After working in pits at Hucknall, Alfred Kingston moved to Mansfield ‘Crown Farm’ Collieryand lived on Carter Lane, Mansfield with his wife and family. Around 1911 Alfred, who became better known as ‘Morgan Kingston’ moved away to pursue his singing career. His wife Henrietta, remained behind with their sons and daughters.
As with all family histories there is still plenty to be discovered about the trials and tribulations that took place during years that followed. It is not hard to imagine the pressures of life that affected a man who had moved from the hard graft of digging coal, to a totally different world of bright lights, costume, and the magic of opera. Nor is it hard to imagine the lives of the family left behind, living in a terraced house within the smell of coal dust.
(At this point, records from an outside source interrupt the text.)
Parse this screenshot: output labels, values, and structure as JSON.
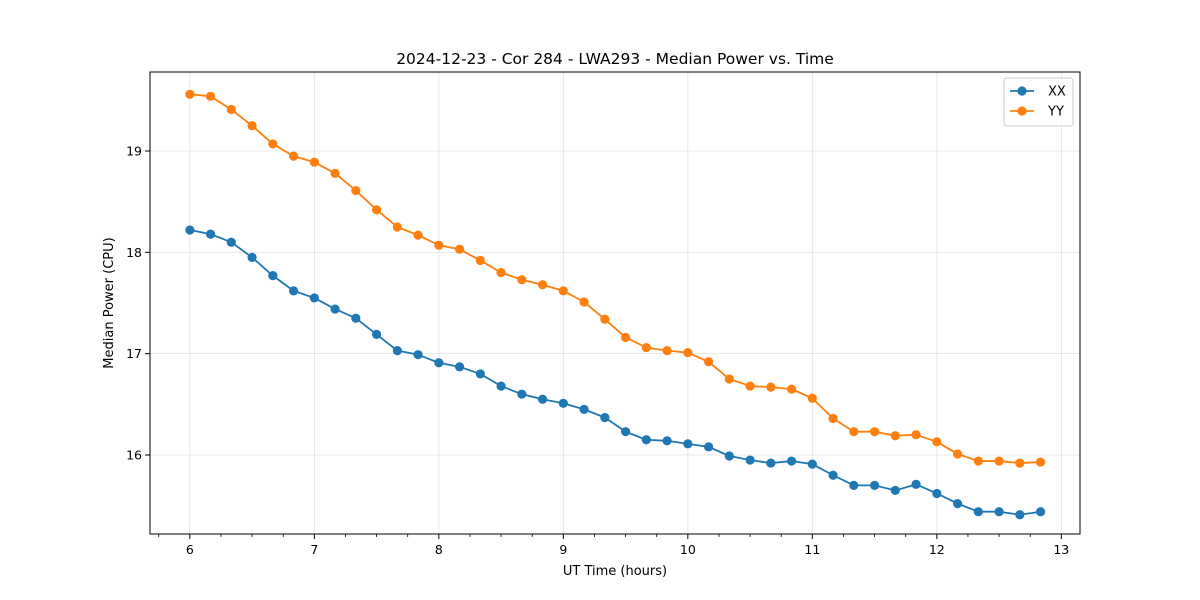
{
  "chart_data": {
    "type": "line",
    "title": "2024-12-23 - Cor 284 - LWA293 - Median Power vs. Time",
    "xlabel": "UT Time (hours)",
    "ylabel": "Median Power (CPU)",
    "xlim": [
      5.68,
      13.15
    ],
    "ylim": [
      15.22,
      19.78
    ],
    "xticks": [
      6,
      7,
      8,
      9,
      10,
      11,
      12,
      13
    ],
    "yticks": [
      16,
      17,
      18,
      19
    ],
    "grid": true,
    "legend_position": "top-right",
    "x": [
      6.0,
      6.1667,
      6.3333,
      6.5,
      6.6667,
      6.8333,
      7.0,
      7.1667,
      7.3333,
      7.5,
      7.6667,
      7.8333,
      8.0,
      8.1667,
      8.3333,
      8.5,
      8.6667,
      8.8333,
      9.0,
      9.1667,
      9.3333,
      9.5,
      9.6667,
      9.8333,
      10.0,
      10.1667,
      10.3333,
      10.5,
      10.6667,
      10.8333,
      11.0,
      11.1667,
      11.3333,
      11.5,
      11.6667,
      11.8333,
      12.0,
      12.1667,
      12.3333,
      12.5,
      12.6667,
      12.8333
    ],
    "series": [
      {
        "name": "XX",
        "color": "#1f77b4",
        "values": [
          18.22,
          18.18,
          18.1,
          17.95,
          17.77,
          17.62,
          17.55,
          17.44,
          17.35,
          17.19,
          17.03,
          16.99,
          16.91,
          16.87,
          16.8,
          16.68,
          16.6,
          16.55,
          16.51,
          16.45,
          16.37,
          16.23,
          16.15,
          16.14,
          16.11,
          16.08,
          15.99,
          15.95,
          15.92,
          15.94,
          15.91,
          15.8,
          15.7,
          15.7,
          15.65,
          15.71,
          15.62,
          15.52,
          15.44,
          15.44,
          15.41,
          15.44
        ]
      },
      {
        "name": "YY",
        "color": "#ff7f0e",
        "values": [
          19.56,
          19.54,
          19.41,
          19.25,
          19.07,
          18.95,
          18.89,
          18.78,
          18.61,
          18.42,
          18.25,
          18.17,
          18.07,
          18.03,
          17.92,
          17.8,
          17.73,
          17.68,
          17.62,
          17.51,
          17.34,
          17.16,
          17.06,
          17.03,
          17.01,
          16.92,
          16.75,
          16.68,
          16.67,
          16.65,
          16.56,
          16.36,
          16.23,
          16.23,
          16.19,
          16.2,
          16.13,
          16.01,
          15.94,
          15.94,
          15.92,
          15.93
        ]
      }
    ]
  }
}
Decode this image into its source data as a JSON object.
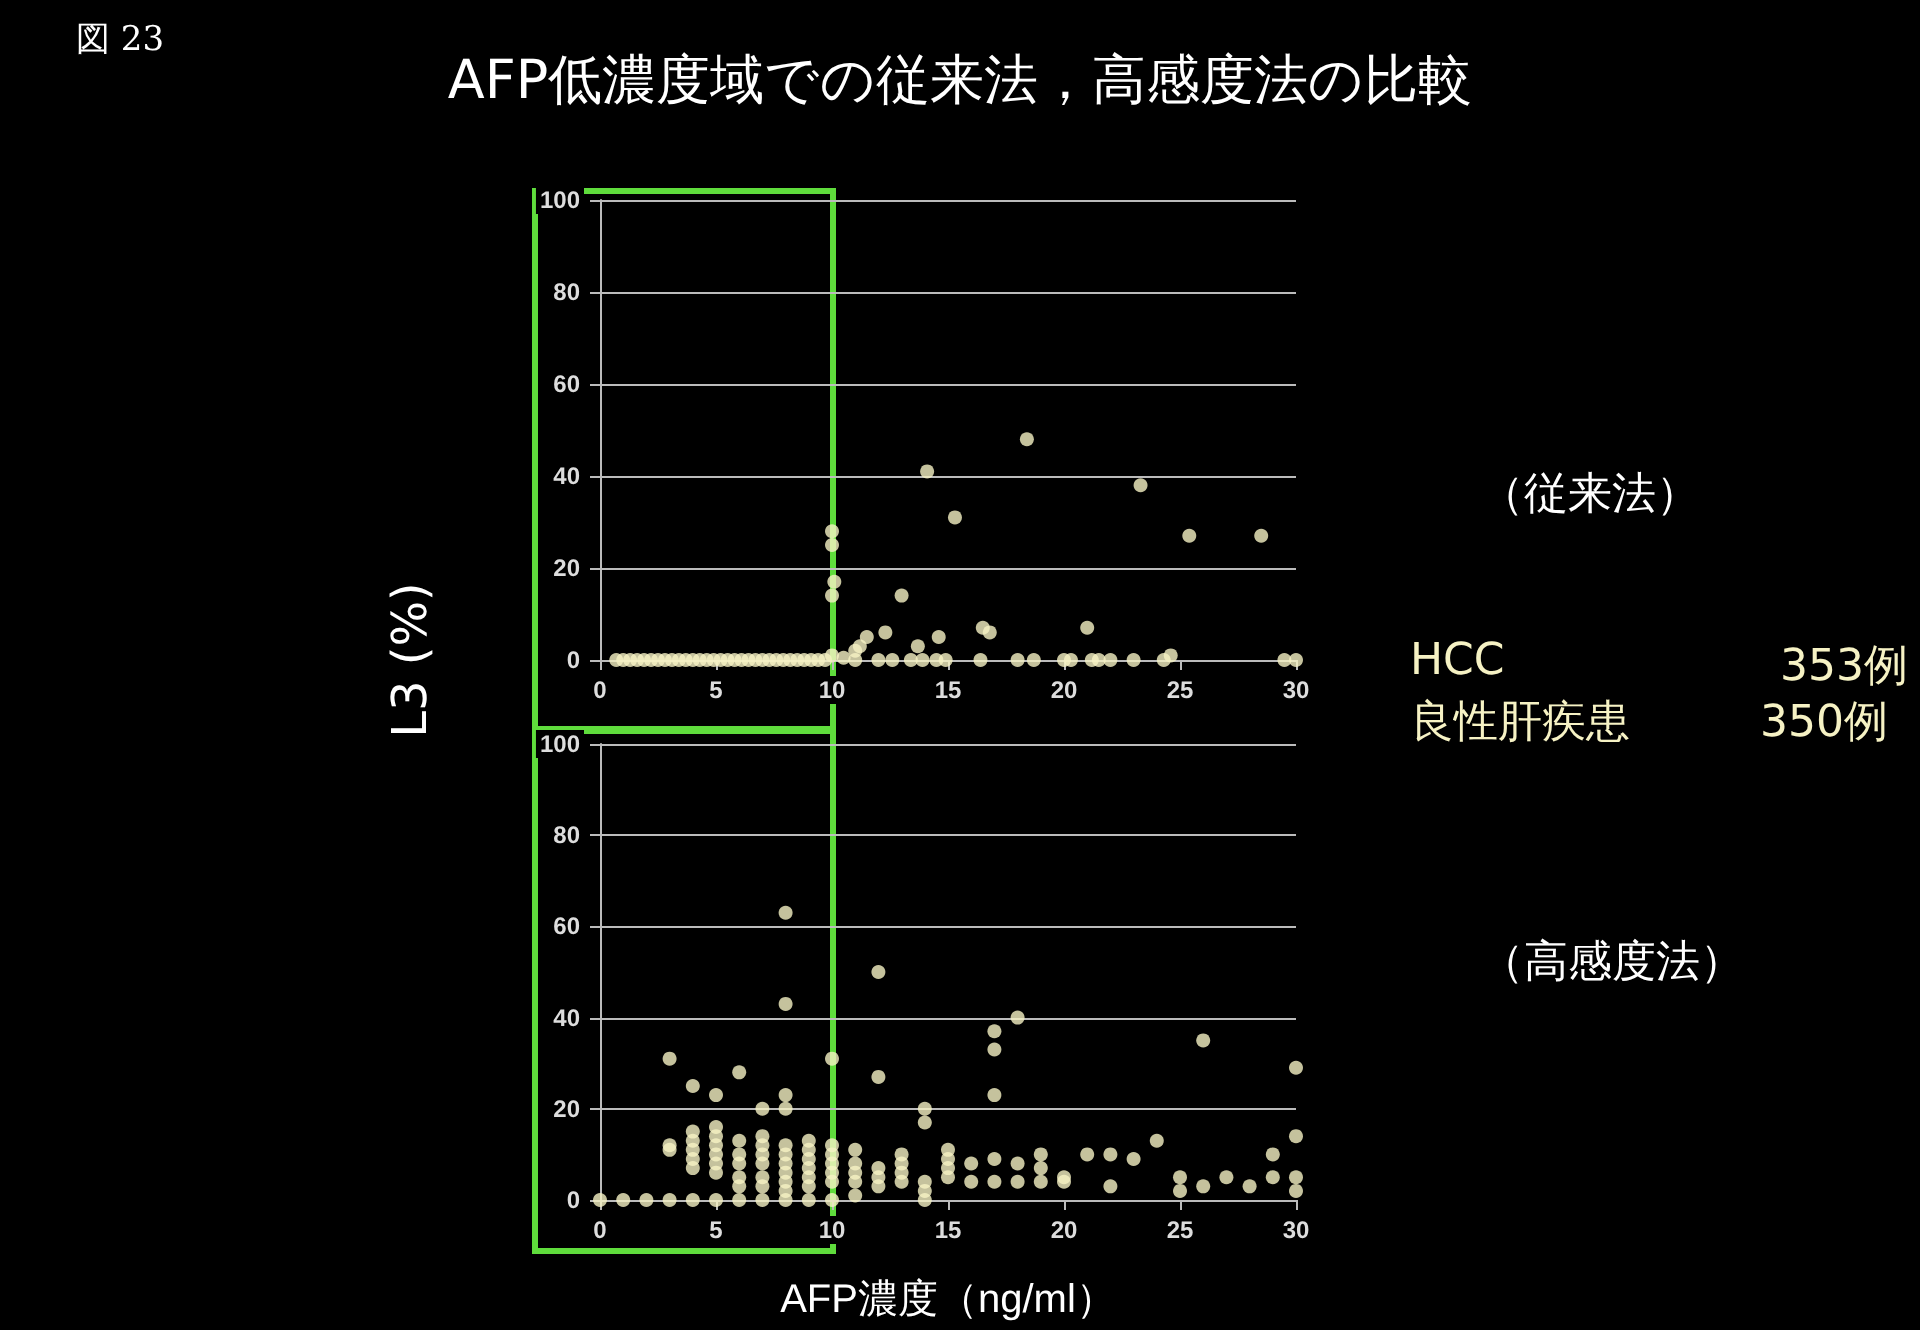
{
  "chart_data": [
    {
      "type": "scatter",
      "title": "AFP低濃度域での従来法，高感度法の比較",
      "ylabel": "L3 (%)",
      "annotations": [
        "図 23",
        "（従来法）",
        "HCC",
        "353例",
        "良性肝疾患",
        "350例"
      ],
      "xlim": [
        0,
        30
      ],
      "xticks": [
        0,
        5,
        10,
        15,
        20,
        25,
        30
      ],
      "ylim": [
        0,
        100
      ],
      "yticks": [
        0,
        20,
        40,
        60,
        80,
        100
      ],
      "grid": "y",
      "marker": "circle",
      "series": [
        {
          "color": "#f6f2c4",
          "x": [
            0.7,
            1,
            1.3,
            1.6,
            1.9,
            2.2,
            2.5,
            2.8,
            3.1,
            3.4,
            3.7,
            4,
            4.3,
            4.6,
            4.9,
            5.2,
            5.5,
            5.8,
            6.1,
            6.4,
            6.7,
            7,
            7.3,
            7.6,
            7.9,
            8.2,
            8.5,
            8.8,
            9.1,
            9.4,
            9.7,
            10,
            10,
            10.1,
            10,
            10,
            10.5,
            11,
            11.2,
            11.5,
            11,
            12,
            12.3,
            12.6,
            13,
            13.4,
            13.7,
            13.9,
            14.1,
            14.6,
            14.5,
            14.9,
            15.3,
            16.4,
            16.5,
            16.8,
            18,
            18.4,
            18.7,
            20,
            20.3,
            21,
            21.2,
            21.5,
            22,
            23,
            23.3,
            24.3,
            24.6,
            25.4,
            28.5,
            29.5,
            30
          ],
          "values": [
            0,
            0,
            0,
            0,
            0,
            0,
            0,
            0,
            0,
            0,
            0,
            0,
            0,
            0,
            0,
            0,
            0,
            0,
            0,
            0,
            0,
            0,
            0,
            0,
            0,
            0,
            0,
            0,
            0,
            0,
            0,
            28,
            25,
            17,
            14,
            1,
            0.5,
            2,
            3,
            5,
            0,
            0,
            6,
            0,
            14,
            0,
            3,
            0,
            41,
            5,
            0,
            0,
            31,
            0,
            7,
            6,
            0,
            48,
            0,
            0,
            0,
            7,
            0,
            0,
            0,
            0,
            38,
            0,
            1,
            27,
            27,
            0,
            0
          ]
        }
      ]
    },
    {
      "type": "scatter",
      "xlabel": "AFP濃度（ng/ml）",
      "annotations": [
        "（高感度法）"
      ],
      "xlim": [
        0,
        30
      ],
      "xticks": [
        0,
        5,
        10,
        15,
        20,
        25,
        30
      ],
      "ylim": [
        0,
        100
      ],
      "yticks": [
        0,
        20,
        40,
        60,
        80,
        100
      ],
      "grid": "y",
      "marker": "circle",
      "series": [
        {
          "color": "#f6f2c4",
          "x": [
            0,
            1,
            2,
            3,
            3,
            3,
            3,
            4,
            4,
            4,
            4,
            4,
            4,
            4,
            5,
            5,
            5,
            5,
            5,
            5,
            5,
            5,
            6,
            6,
            6,
            6,
            6,
            6,
            6,
            7,
            7,
            7,
            7,
            7,
            7,
            7,
            7,
            8,
            8,
            8,
            8,
            8,
            8,
            8,
            8,
            8,
            8,
            8,
            9,
            9,
            9,
            9,
            9,
            9,
            9,
            10,
            10,
            10,
            10,
            10,
            10,
            10,
            11,
            11,
            11,
            11,
            11,
            12,
            12,
            12,
            12,
            12,
            13,
            13,
            13,
            13,
            14,
            14,
            14,
            14,
            14,
            15,
            15,
            15,
            15,
            16,
            16,
            17,
            17,
            17,
            17,
            17,
            18,
            18,
            18,
            19,
            19,
            19,
            20,
            20,
            21,
            22,
            22,
            23,
            24,
            25,
            25,
            26,
            26,
            27,
            28,
            29,
            29,
            30,
            30,
            30,
            30
          ],
          "values": [
            0,
            0,
            0,
            0,
            11,
            12,
            31,
            0,
            7,
            9,
            11,
            13,
            15,
            25,
            0,
            6,
            8,
            10,
            12,
            14,
            16,
            23,
            0,
            3,
            5,
            8,
            10,
            13,
            28,
            0,
            3,
            5,
            8,
            10,
            12,
            14,
            20,
            0,
            2,
            4,
            6,
            8,
            10,
            12,
            20,
            23,
            43,
            63,
            0,
            3,
            5,
            7,
            9,
            11,
            13,
            0,
            4,
            6,
            8,
            10,
            12,
            31,
            1,
            4,
            6,
            8,
            11,
            3,
            5,
            7,
            27,
            50,
            4,
            6,
            8,
            10,
            0,
            2,
            4,
            17,
            20,
            5,
            7,
            9,
            11,
            4,
            8,
            4,
            9,
            23,
            33,
            37,
            4,
            8,
            40,
            4,
            7,
            10,
            4,
            5,
            10,
            3,
            10,
            9,
            13,
            2,
            5,
            3,
            35,
            5,
            3,
            5,
            10,
            2,
            5,
            14,
            29
          ]
        }
      ]
    }
  ]
}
In 1921 Jack and Bill, two of Morgan Kingston’s sons went to Canada, Morgan’s wife plus other members of the family moved there, two years later. At a later date, another son Bertie, who was an exceptional pianist, joined the family in Canada. Not surprisingly Bertie, like other members of the Kingston family married and had children of his own.
Two of Bertie’s sons decided to research into their family history, this research lead them to England, Mansfield, and Forest Town.For one of them Harold Morgan Kingston, (named after his Grandfather) it developed into a holiday in England, and a visit to some of the places associated with his Grandfather Morgan Kingston.
Relatives Visit Forest Town and Mansfield Area
On Wednesday 30th August 2000 Harold, his wife and two teenage sons came to Forest Town where they visited Kingsway Hall and St Alban’s Church, just two of the places where Morgan Kingston had sung when he worked at the Mansfield Colliery. During the visit to the church Harold was filmed and interviewed for BBC Television (Midlands Today) and Radio Nottingham.
They also visited the Carter Lane area and saw the house where the Kingston’s had lived, and the school his children had attended. Additionally they met for the first time, relatives that they had, until very recently had no knowledge of, John Kingston of Forest Town, and Kay Priestnall from Sutton-on-Sea.
The Kingstons, their relatives, and enthusiastic members of the ‘Friends of Morgan Kingston Group’ met together at the home of local historians Malcolm & Pauline Marples, where there was a lot of family stories and photographs in evidence. Harold was delighted when he was given a folder about his Grandfather and a CD of some of his records, surprisingly Harold had never heard him sing.